You would have Telephone wire from the VRAD to the box in the neighbors yard, then telephone wire from there to your house. Coax would have been used from a iNID on the side of your house.

Newer homes have a ONT on the side, if they are FTTN. As for Coax vs telephone wiring argument, Coax has met its highest level that it can be used, so in turn, CATV providers have no further room for growth, due to the majority have expanded their systems to the highest means possible.
post #88 of 385
Quote:
Originally Posted by gregzoll View Post

You would have Telephone wire from the VRAD to the box in the neighbors yard, then telephone wire from there to your house. Coax would have been used from a iNID on the side of your house.
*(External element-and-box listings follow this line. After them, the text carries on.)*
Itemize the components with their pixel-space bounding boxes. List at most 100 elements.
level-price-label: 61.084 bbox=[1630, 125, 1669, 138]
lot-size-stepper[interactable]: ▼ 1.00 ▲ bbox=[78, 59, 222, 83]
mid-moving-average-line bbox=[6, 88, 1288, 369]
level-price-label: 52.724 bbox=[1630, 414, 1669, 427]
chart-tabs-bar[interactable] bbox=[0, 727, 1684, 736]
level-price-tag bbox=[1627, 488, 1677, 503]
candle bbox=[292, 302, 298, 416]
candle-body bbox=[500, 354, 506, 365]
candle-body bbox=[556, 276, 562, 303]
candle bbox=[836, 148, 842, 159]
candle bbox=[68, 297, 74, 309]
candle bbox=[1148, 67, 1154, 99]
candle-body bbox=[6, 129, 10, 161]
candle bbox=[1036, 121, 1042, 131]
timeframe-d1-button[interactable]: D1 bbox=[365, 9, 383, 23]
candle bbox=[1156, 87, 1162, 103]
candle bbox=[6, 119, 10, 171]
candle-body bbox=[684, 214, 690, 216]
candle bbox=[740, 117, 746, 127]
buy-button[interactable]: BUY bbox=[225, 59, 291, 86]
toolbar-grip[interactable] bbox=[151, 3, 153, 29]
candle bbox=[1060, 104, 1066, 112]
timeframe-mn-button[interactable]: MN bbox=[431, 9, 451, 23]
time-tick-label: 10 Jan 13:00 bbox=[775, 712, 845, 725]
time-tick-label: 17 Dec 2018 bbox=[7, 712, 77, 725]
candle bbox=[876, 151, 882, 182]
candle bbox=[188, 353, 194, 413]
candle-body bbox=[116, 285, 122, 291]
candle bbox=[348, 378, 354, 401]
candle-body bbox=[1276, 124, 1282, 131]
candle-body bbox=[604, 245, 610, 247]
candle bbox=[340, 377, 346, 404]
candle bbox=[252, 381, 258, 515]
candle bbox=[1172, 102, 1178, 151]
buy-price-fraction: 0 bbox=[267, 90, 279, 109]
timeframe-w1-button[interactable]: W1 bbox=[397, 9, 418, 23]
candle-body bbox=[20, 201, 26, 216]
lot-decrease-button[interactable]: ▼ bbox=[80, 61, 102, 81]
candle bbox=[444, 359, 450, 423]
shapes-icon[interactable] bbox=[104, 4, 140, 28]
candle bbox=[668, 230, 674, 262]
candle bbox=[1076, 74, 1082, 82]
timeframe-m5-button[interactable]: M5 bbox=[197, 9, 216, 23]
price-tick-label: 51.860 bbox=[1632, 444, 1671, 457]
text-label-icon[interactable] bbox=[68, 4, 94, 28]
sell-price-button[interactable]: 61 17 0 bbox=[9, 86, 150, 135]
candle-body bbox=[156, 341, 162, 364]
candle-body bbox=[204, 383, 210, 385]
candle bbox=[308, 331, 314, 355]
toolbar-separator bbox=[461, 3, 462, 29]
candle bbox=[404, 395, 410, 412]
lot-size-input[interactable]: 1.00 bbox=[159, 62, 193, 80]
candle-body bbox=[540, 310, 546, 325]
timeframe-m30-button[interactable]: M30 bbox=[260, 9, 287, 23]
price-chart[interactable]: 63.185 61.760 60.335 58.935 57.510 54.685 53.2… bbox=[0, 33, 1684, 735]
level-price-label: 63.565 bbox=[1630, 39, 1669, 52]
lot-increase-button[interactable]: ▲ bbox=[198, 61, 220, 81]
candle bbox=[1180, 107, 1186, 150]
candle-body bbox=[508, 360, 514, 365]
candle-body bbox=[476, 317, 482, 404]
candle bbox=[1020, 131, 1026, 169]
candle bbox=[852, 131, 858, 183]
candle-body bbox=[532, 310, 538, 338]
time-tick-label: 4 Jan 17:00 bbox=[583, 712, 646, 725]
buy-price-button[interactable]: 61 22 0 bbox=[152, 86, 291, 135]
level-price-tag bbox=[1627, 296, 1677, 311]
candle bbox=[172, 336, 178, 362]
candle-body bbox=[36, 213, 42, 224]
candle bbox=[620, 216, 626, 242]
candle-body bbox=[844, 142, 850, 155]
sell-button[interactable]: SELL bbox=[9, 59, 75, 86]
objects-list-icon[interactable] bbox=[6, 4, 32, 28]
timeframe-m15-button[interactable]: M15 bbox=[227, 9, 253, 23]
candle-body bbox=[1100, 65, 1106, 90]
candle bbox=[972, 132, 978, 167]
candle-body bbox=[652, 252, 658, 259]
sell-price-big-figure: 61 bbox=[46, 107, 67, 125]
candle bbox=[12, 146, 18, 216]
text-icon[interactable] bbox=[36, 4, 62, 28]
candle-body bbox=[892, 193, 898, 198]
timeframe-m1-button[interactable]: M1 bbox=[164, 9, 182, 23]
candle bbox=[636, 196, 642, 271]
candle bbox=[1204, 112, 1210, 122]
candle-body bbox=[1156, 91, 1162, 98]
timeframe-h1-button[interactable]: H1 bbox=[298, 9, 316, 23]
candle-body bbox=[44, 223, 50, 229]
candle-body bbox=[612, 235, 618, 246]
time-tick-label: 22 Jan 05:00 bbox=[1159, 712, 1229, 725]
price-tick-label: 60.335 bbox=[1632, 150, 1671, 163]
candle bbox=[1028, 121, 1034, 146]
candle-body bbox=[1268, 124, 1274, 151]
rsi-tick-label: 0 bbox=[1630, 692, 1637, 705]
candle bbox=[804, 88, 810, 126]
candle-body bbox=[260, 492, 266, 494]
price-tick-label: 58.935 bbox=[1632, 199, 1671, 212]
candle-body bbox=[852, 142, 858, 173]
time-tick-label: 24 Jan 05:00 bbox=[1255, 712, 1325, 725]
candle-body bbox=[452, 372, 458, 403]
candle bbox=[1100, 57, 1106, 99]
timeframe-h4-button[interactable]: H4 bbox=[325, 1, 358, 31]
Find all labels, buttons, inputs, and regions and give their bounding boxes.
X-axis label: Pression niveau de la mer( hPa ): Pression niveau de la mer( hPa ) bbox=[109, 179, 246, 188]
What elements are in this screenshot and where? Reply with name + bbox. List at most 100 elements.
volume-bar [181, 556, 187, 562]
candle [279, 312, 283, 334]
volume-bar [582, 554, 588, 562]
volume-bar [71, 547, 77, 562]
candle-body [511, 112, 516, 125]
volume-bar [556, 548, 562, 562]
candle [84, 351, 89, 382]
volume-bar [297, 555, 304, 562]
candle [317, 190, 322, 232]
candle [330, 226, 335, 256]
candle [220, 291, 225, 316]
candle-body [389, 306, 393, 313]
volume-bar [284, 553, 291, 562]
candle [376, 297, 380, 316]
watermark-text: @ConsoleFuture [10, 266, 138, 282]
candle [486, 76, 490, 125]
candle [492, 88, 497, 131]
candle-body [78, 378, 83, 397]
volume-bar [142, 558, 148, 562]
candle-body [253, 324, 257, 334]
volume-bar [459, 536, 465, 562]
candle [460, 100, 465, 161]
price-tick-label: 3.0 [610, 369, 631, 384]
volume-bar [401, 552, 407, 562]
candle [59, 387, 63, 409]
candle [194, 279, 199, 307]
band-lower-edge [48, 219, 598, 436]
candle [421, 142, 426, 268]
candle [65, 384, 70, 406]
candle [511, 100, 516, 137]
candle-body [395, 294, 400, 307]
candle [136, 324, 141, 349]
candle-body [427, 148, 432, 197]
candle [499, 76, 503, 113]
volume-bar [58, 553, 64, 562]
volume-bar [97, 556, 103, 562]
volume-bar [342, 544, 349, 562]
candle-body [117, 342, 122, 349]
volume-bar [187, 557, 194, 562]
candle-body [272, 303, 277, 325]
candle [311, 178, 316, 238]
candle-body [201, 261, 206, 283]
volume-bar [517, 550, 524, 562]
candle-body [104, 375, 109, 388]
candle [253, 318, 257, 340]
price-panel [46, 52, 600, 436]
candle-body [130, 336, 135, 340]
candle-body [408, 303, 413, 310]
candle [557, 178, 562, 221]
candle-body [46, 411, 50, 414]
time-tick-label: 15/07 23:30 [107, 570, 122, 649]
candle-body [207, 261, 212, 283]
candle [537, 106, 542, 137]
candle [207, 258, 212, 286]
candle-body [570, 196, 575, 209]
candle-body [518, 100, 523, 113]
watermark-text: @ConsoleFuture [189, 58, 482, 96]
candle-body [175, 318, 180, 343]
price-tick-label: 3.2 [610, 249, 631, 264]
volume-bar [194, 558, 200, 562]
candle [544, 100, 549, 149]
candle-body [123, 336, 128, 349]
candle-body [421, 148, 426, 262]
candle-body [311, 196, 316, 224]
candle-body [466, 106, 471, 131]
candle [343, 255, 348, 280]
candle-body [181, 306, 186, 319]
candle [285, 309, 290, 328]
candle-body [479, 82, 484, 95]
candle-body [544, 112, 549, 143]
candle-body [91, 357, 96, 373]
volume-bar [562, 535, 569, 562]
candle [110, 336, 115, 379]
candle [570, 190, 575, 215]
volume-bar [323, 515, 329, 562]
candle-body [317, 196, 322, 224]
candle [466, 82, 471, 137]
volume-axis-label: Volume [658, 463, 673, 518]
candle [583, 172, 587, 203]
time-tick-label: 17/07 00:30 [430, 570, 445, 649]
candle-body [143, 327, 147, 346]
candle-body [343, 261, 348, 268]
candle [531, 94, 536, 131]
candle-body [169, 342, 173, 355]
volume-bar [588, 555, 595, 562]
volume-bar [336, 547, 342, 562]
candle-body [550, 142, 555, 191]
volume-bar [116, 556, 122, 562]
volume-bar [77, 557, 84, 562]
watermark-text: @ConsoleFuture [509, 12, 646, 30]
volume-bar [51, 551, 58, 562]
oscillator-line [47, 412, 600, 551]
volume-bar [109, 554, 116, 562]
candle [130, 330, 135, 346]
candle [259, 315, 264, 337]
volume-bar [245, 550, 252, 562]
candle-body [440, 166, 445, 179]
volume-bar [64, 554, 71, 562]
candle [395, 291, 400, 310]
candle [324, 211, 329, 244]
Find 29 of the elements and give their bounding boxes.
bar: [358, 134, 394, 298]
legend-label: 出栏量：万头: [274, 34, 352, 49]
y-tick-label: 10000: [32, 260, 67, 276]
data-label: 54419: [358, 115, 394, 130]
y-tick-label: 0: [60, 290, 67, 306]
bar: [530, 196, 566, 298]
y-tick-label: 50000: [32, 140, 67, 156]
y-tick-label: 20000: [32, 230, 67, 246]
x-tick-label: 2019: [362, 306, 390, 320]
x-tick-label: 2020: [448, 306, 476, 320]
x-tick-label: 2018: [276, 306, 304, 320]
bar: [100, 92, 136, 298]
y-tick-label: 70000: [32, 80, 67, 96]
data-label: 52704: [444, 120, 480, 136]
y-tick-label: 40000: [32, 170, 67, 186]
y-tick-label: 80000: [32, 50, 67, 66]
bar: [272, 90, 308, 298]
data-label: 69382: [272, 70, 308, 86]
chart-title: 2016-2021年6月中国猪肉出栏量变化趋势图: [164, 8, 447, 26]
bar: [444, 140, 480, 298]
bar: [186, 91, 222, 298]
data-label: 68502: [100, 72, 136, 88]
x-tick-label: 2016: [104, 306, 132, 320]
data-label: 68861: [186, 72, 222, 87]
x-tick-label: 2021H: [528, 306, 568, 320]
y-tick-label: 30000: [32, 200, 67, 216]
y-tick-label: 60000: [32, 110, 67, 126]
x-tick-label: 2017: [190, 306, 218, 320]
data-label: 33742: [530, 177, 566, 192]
Newer homes have a ONT on the side, if they are FTTN. As for Coax vs telephone wiring argument, Coax has met its highest level that it can be used, so in turn, CATV providers have no further room for growth, due to the majority have expanded their systems to the highest means possible.

I have a newer house, and I know its coax from the box in the yard to my house, I saw it installed, I was hoping it was fiber to the house, so I was out there when he was setting it up. Again, more acronyms, ONT? I have something on the side...it may well be an ONT, if I knew what that was?
post #89 of 385
CATV providers run Coax from the curb to the house/structure. ATT uses Telephone wiring from the curb to the house, or as mentioned before, Fiber is ran from the curb to a ONT. ONT is short for "Optical Network Terminal".
post #90 of 385
Quote:
Originally Posted by PlanetAVS View Post

Sounds like it yes.
UVerse is a "new" fiber optic service that AT&T brought to market to deliver TV, internet, and phone service. It has nothing to do with the old "POTS", which only delivered phone and DSL internet service. You'll need to call AT&T to confirm if UVerse is even available in your area, as an alternative to POTS.
Yeah, I realized some was fiber to node. I didn't realize some was fiber to home or coax. If AT&T is running fiber or coax to new homes, then even if the resident subscribes only to POTS, it would require an expensive gateway, which doesn't seem cost effective. I guess they only offer those homes Uverse service.
Quote:
Originally Posted by chrisjmccord View Post

I can't speak for your area, I live in OKC, so you should probably call or go to a local AT&T store and ask.
Uverse came to my town a few years ago, but not my subdivision yet. I check in a couple of times a year for updates and keep an eye out for any new VRADs. My incoming phone line definitely isn't fiber or coax. The subdivision across the street from me has Uverse using the same existing 2-wire phone lines as POTS. Only the VRAD has a new fiber feed to it.

But I'm pretty happy with cable right now. Uverse would be a step down for me in content and quality at this point. A few years ago it would have been a great option for me because my local cable company sucked, and the sat providers had less HD channels and no HD GUI on their DVRs. Now the tables have turned. Sat has surpassed Uverse on HD content and improved their DVRs, and my cable company changed to SDV, vastly improving their HD lineup and picture quality. But if the price was right, I'd certainly give Uverse a try.